Insulin-like growth factor 2 (IGF-2/IGF-II) is a member of the insulin family of polypeptide growth factors, which are involved in development and growth. It is an imprinted gene, expressed only from the paternal allele, and epigenetic changes at this locus are associated with Wilms tumour, Beckwith-Wiedemann syndrome, rhabdomyosarcoma, and Silver-Russell syndrome. IGF-2/IGF-II is a mediator of prolactin-induced alveologenesis; prolactin, IGF-2, and cyclin D1, all of which are overexpressed in breast cancers, are components of a developmental pathway in the mammary gland. IGF-2 and exhibited statistically significant, positive associations with colorectal cancer risk when cases were confined to those diagnosed within a relatively short time period after enrolment. Circulating IGF-2 and IGFBP-3 can serve as early indicators of impending colorectal cancer. IGF-2/IGF-II appears to be involved in the progression of many tumours. It binds to at least two different types of receptor: IGF type 1 (IGF 1R) and mannose 6-phosphate/IGF type 2 (M6-P/IGF 2R). Ligand binding to IGF 1R provokes mitogenic and anti-apoptotic effects. M6-P/IGF 2R has a tumour suppressor function—it mediates IGF 2 degradation. Mutation of M6-P/IGF 2R causes both diminished growth suppression and augmented growth stimulation. The aim of this study was to investigate the role of IGF 2 and its receptors (IGF 1R and IGF 2R) in human gastric cancer.

References
  • Harvey MB, et al. (1991) IGF-2 receptors are first expressed at the 2-cell stage of mouse development. Development. 111(4): 1057-60.

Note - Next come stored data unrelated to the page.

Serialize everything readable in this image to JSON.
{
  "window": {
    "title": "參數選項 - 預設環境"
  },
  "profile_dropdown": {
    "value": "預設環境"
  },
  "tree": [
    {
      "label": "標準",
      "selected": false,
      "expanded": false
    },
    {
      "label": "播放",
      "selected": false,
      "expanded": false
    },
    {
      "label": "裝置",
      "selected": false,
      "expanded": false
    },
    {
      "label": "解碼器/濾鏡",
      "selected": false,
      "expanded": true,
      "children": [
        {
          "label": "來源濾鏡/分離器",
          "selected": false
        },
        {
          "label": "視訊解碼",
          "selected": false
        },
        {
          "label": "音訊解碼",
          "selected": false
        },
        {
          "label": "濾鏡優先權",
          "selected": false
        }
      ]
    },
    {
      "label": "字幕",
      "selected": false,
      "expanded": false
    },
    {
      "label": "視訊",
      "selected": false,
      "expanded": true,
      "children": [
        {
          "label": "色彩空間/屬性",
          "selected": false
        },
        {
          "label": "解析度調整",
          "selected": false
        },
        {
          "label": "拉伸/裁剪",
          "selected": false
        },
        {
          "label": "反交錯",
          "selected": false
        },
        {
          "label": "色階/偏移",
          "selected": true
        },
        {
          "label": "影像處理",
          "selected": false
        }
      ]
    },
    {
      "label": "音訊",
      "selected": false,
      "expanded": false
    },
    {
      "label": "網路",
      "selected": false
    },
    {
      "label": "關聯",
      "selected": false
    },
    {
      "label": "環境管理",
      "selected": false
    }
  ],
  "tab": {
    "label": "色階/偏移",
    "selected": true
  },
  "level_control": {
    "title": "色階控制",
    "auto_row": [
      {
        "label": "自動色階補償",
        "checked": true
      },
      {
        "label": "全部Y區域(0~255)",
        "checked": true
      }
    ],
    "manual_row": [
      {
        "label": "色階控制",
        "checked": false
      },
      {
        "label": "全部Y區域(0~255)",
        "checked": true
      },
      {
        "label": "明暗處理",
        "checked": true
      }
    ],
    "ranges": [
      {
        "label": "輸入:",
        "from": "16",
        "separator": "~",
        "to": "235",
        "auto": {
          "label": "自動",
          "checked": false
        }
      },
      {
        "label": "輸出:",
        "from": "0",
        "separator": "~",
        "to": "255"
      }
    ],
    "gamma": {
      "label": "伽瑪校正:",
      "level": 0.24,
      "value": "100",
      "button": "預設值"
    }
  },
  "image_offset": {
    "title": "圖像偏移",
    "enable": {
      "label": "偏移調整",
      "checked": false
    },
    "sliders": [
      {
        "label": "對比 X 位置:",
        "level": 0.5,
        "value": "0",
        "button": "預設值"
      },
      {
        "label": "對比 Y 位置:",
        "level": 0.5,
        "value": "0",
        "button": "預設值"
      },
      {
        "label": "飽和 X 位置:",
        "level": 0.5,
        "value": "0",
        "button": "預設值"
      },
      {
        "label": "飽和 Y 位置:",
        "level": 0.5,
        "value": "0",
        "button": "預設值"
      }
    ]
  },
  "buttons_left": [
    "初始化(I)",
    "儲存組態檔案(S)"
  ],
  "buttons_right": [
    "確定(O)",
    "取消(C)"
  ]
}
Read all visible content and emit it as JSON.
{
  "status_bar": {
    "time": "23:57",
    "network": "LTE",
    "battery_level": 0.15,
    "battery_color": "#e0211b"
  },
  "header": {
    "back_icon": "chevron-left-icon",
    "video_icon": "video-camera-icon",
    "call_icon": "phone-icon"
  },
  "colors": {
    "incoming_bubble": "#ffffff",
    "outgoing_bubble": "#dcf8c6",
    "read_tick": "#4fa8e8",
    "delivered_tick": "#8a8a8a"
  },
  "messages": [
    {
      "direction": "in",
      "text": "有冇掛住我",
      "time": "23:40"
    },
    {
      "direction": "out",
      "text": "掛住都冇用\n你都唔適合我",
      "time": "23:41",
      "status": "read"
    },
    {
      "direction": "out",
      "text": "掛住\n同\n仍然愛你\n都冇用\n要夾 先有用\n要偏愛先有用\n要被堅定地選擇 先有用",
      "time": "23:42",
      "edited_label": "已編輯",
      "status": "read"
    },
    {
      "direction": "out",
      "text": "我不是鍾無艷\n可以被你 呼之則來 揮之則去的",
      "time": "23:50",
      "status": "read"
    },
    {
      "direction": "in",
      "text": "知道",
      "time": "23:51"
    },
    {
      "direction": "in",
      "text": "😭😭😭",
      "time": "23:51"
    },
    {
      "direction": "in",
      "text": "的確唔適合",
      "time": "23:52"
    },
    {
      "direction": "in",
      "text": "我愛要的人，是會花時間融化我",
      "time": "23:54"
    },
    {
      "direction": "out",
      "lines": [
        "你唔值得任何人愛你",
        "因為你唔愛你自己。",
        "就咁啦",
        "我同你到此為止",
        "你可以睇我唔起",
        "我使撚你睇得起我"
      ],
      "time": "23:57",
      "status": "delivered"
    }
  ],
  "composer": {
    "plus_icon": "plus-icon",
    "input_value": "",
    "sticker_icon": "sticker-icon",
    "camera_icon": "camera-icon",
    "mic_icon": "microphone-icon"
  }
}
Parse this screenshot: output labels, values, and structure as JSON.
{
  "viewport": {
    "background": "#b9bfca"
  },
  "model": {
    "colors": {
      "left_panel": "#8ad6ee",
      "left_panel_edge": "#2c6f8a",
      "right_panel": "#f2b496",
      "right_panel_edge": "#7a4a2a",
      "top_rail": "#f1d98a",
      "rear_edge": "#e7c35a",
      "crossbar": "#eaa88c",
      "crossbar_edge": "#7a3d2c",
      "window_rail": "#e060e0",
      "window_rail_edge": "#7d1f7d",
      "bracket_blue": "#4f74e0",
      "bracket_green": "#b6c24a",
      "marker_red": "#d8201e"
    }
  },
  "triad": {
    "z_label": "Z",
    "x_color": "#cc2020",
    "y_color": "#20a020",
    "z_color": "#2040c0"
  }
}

  • Peters G, et al. (2003) IGF-1R, IGF-1 and IGF-2 expression as potential prognostic and predictive markers in colorectal-cancer. Virchows Arch. 443(2): 139-45.
  • Burrow S, et al. (1998) Expression of insulin-like growth factor receptor, IGF-1, and IGF-2 in primary and metastatic osteosarcoma. J Surg Oncol. 69(1): 21-7.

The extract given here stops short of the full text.